In my computer architecture class, we learned about registers (intel 8086 microprocessor) and were given exercises about determining the physical address from a line of assembly. Something like: MOV [SI], AX
All the register contents would be given to us. But I had a question: In a line like MOV [SI+BP], AX. What segment register would be used here? From reading the notes, my understanding was that by default, the DS is used, especially with SI being present. However since BP is also present, you would then use SS instead.
However when I asked my lecturer about it, she told me that my thinking was wrong, and that it in fact is DS because SI came first in the assembly code, so based on that, and the fact that SI is related to DS, we use DS.
I'm quite confused now, and she has a history of giving wrong answers to questions. So I'd like to double confirm here.
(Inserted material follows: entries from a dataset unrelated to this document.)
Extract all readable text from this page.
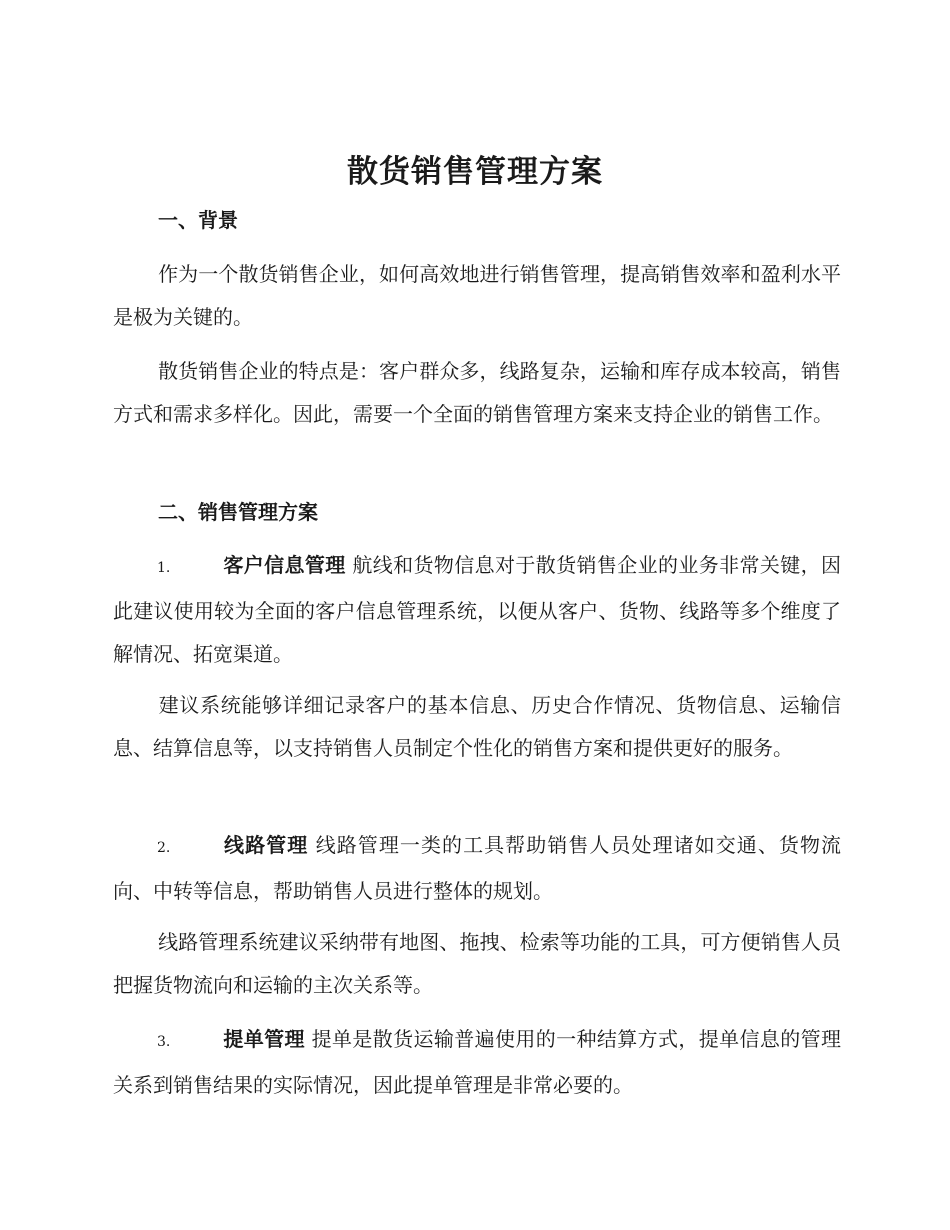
散货销售管理方案
一、背景
作为一个散货销售企业，如何高效地进行销售管理，提高销售效率和盈利水平是极为关键的。
散货销售企业的特点是：客户群众多，线路复杂，运输和库存成本较高，销售方式和需求多样化。因此，需要一个全面的销售管理方案来支持企业的销售工作。
二、销售管理方案
1.	客户信息管理 航线和货物信息对于散货销售企业的业务非常关键，因此建议使用较为全面的客户信息管理系统，以便从客户、货物、线路等多个维度了解情况、拓宽渠道。
建议系统能够详细记录客户的基本信息、历史合作情况、货物信息、运输信息、结算信息等，以支持销售人员制定个性化的销售方案和提供更好的服务。
2.	线路管理 线路管理一类的工具帮助销售人员处理诸如交通、货物流向、中转等信息，帮助销售人员进行整体的规划。
线路管理系统建议采纳带有地图、拖拽、检索等功能的工具，可方便销售人员把握货物流向和运输的主次关系等。
3.	提单管理 提单是散货运输普遍使用的一种结算方式，提单信息的管理关系到销售结果的实际情况，因此提单管理是非常必要的。
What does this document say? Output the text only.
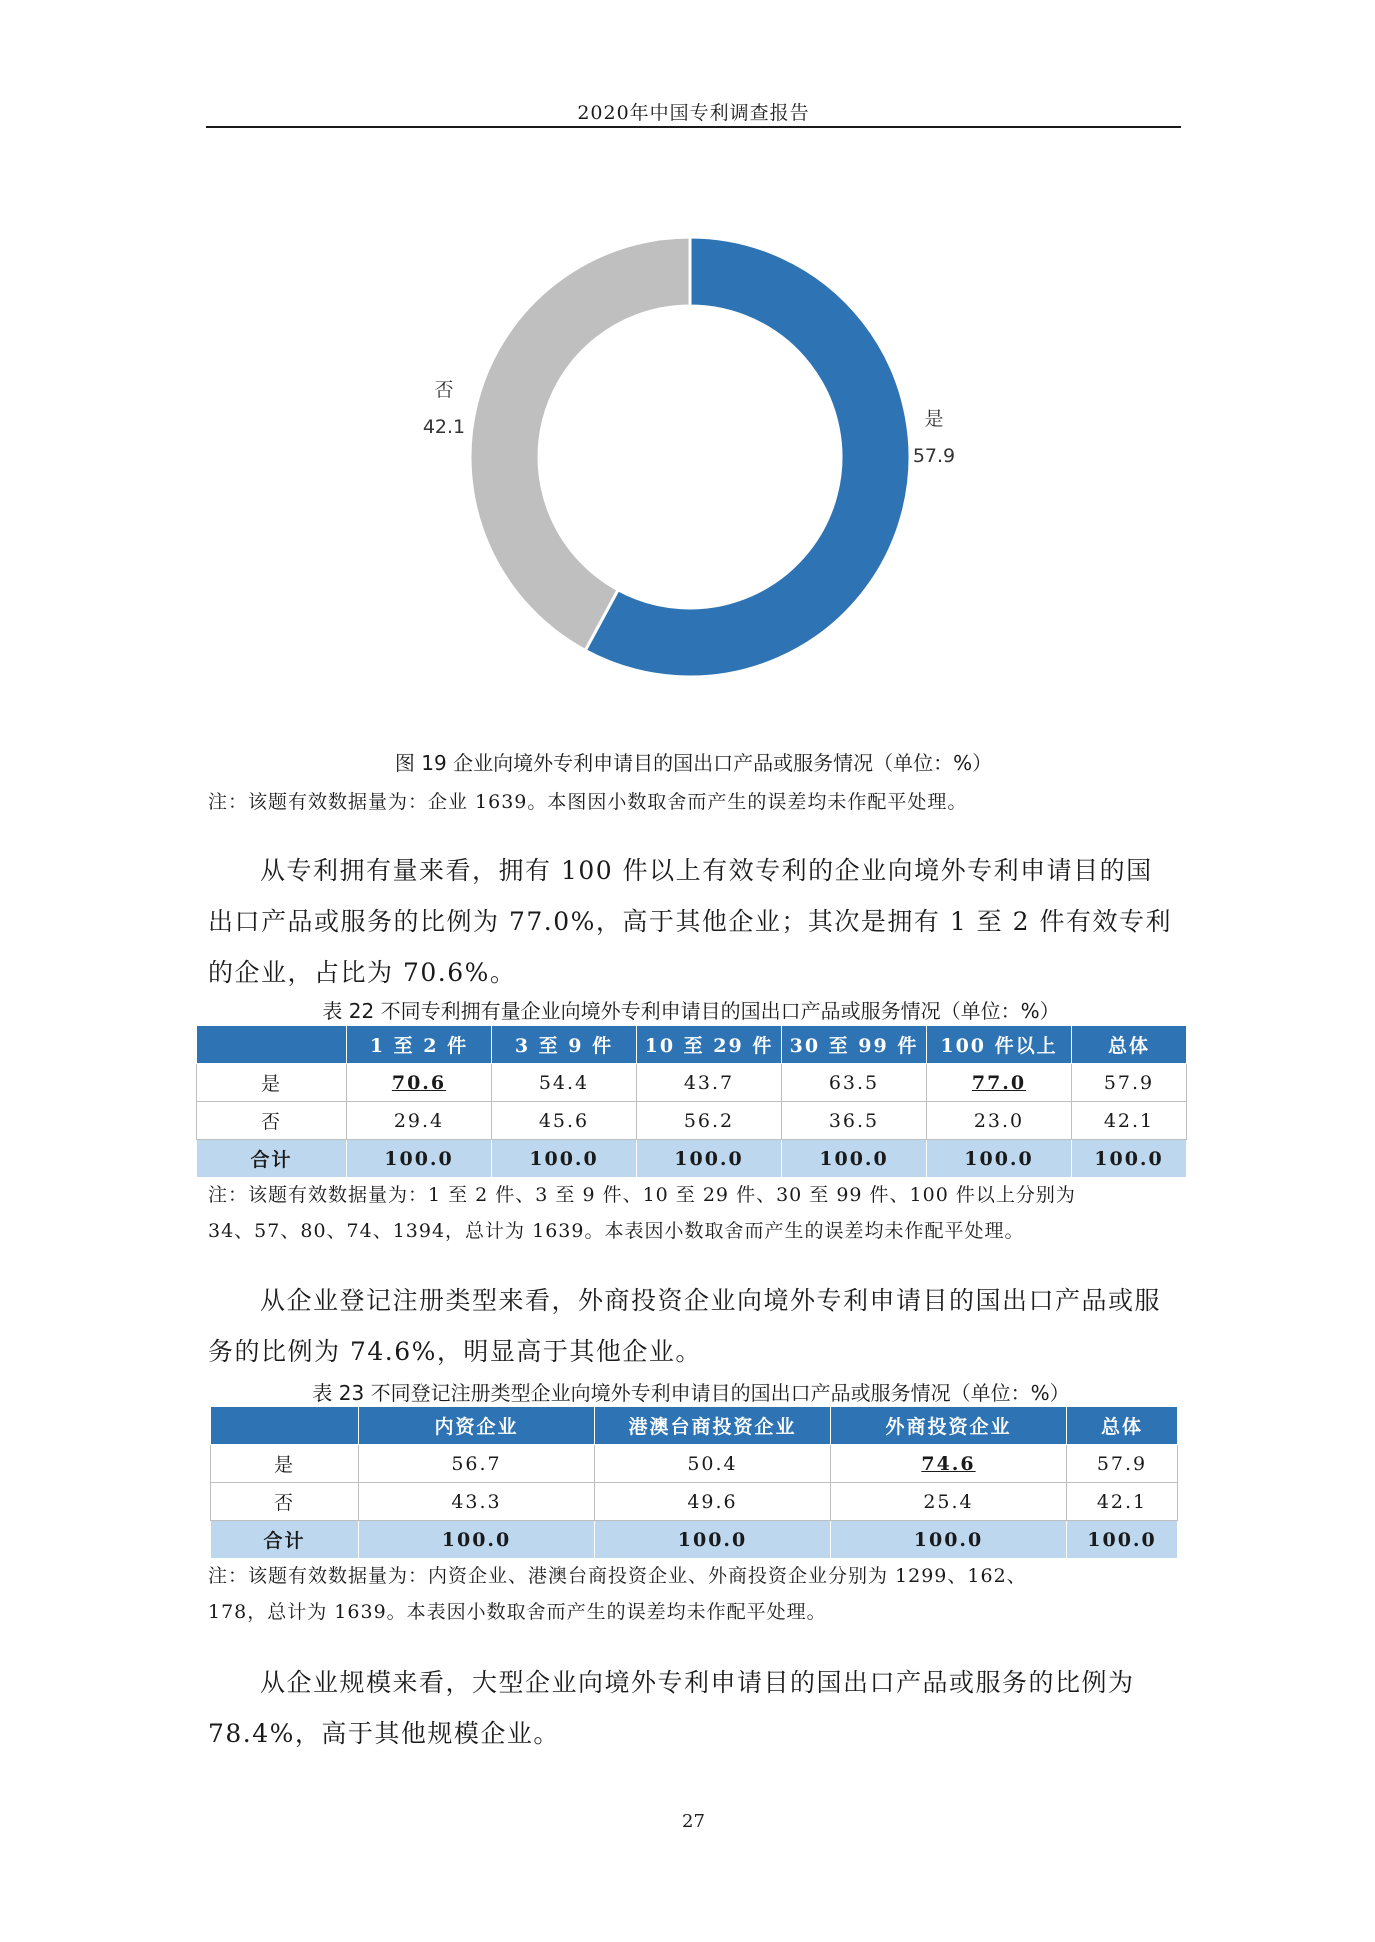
2020年中国专利调查报告
否
42.1	是
57.9
图 19 企业向境外专利申请目的国出口产品或服务情况（单位：%）
注：该题有效数据量为：企业 1639。本图因小数取舍而产生的误差均未作配平处理。
从专利拥有量来看，拥有 100 件以上有效专利的企业向境外专利申请目的国出口产品或服务的比例为 77.0%，高于其他企业；其次是拥有 1 至 2 件有效专利的企业，占比为 70.6%。
表 22 不同专利拥有量企业向境外专利申请目的国出口产品或服务情况（单位：%）
	1 至 2 件	3 至 9 件	10 至 29 件	30 至 99 件	100 件以上	总体
是	70.6	54.4	43.7	63.5	77.0	57.9
否	29.4	45.6	56.2	36.5	23.0	42.1
合计	100.0	100.0	100.0	100.0	100.0	100.0
注：该题有效数据量为：1 至 2 件、3 至 9 件、10 至 29 件、30 至 99 件、100 件以上分别为
34、57、80、74、1394，总计为 1639。本表因小数取舍而产生的误差均未作配平处理。
从企业登记注册类型来看，外商投资企业向境外专利申请目的国出口产品或服务的比例为 74.6%，明显高于其他企业。
表 23 不同登记注册类型企业向境外专利申请目的国出口产品或服务情况（单位：%）
	内资企业	港澳台商投资企业	外商投资企业	总体
是	56.7	50.4	74.6	57.9
否	43.3	49.6	25.4	42.1
合计	100.0	100.0	100.0	100.0
注：该题有效数据量为：内资企业、港澳台商投资企业、外商投资企业分别为 1299、162、
178，总计为 1639。本表因小数取舍而产生的误差均未作配平处理。
从企业规模来看，大型企业向境外专利申请目的国出口产品或服务的比例为 78.4%，高于其他规模企业。
27
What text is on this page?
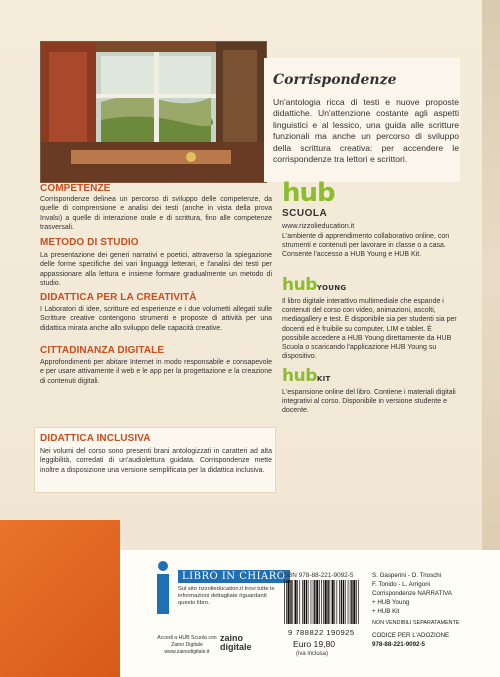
Corrispondenze
Un'antologia ricca di testi e nuove proposte didattiche. Un'attenzione costante agli aspetti linguistici e al lessico, una guida alle scritture funzionali ma anche un percorso di sviluppo della scrittura creativa: per accendere le corrispondenze tra lettori e scrittori.
COMPETENZE
Corrispondenze delinea un percorso di sviluppo delle competenze, da quelle di comprensione e analisi dei testi (anche in vista della prova Invalsi) a quelle di interazione orale e di scrittura, fino alle competenze trasversali.
METODO DI STUDIO
La presentazione dei generi narrativi e poetici, attraverso la spiegazione delle forme specifiche dei vari linguaggi letterari, e l'analisi dei testi per appassionare alla lettura e insieme formare gradualmente un metodo di studio.
DIDATTICA PER LA CREATIVITÀ
I Laboratori di idee, scritture ed esperienze e i due volumetti allegati sulle Scritture creative contengono strumenti e proposte di attività per una didattica mirata anche allo sviluppo delle capacità creative.
CITTADINANZA DIGITALE
Approfondimenti per abitare Internet in modo responsabile e consapevole e per usare attivamente il web e le app per la progettazione e la creazione di contenuti digitali.
DIDATTICA INCLUSIVA
Nei volumi del corso sono presenti brani antologizzati in caratteri ad alta leggibilità, corredati di un'audiolettura guidata. Corrispondenze mette inoltre a disposizione una versione semplificata per la didattica inclusiva.
hub
SCUOLA
www.rizzolieducation.it
L'ambiente di apprendimento collaborativo online, con strumenti e contenuti per lavorare in classe o a casa. Consente l'accesso a HUB Young e HUB Kit.
hubYOUNG
Il libro digitale interattivo multimediale che espande i contenuti del corso con video, animazioni, ascolti, mediagallery e test. È disponibile sia per studenti sia per docenti ed è fruibile su computer, LIM e tablet. È possibile accedere a HUB Young direttamente da HUB Scuola o scaricando l'applicazione HUB Young su dispositivo.
hubKIT
L'espansione online del libro. Contiene i materiali digitali integrativi al corso. Disponibile in versione studente e docente.
LIBRO IN CHIARO
Sul sito rizzolieducation.it trovi tutte le informazioni dettagliate riguardanti questo libro.
Accedi a HUB Scuola con Zaino Digitale www.zainodigitale.it
zaino
digitale
ISBN 978-88-221-9092-5
9 788822 190925
Euro 19,80
(iva inclusa)
S. Gasperini - O. Trioschi
F. Tonido - L. Arrigoni
Corrispondenze NARRATIVA
+ HUB Young
+ HUB Kit
NON VENDIBILI SEPARATAMENTE
CODICE PER L'ADOZIONE
978-88-221-9092-5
If anyone could link to any official documents as well that would be much appreciated.
[SI+BP]
vs [BP+SI]
is only an assembly-level difference, there is only one way to encode them so there is no real distinction to be made. They cannot use different default segments because to the processor they are the same thing, the processor cannot know whether you wrote [SI+BP]
or [BP+SI]
at the assembly level.
Here's the 16-bit ModR/M table (different than the 32/64-bit table so be sure to look at the right one) from Intel's Software Developmer's Manual, found in chapter 2 of volume 2. In the notes below, the default segment is described as: "The default segment register is SS for the effective addresses containing a BP index, DS for other effective addresses". I don't know if "a BP index" is the best way to describe this, but it ends up meaning "any memory address with BP in it".
Alternatively this table is clearer about which memory addressing forms default to the SS segment (being indicated in the table instead of relegated to a note that needs to be interpreted by the reader), but it's a less authoritative source.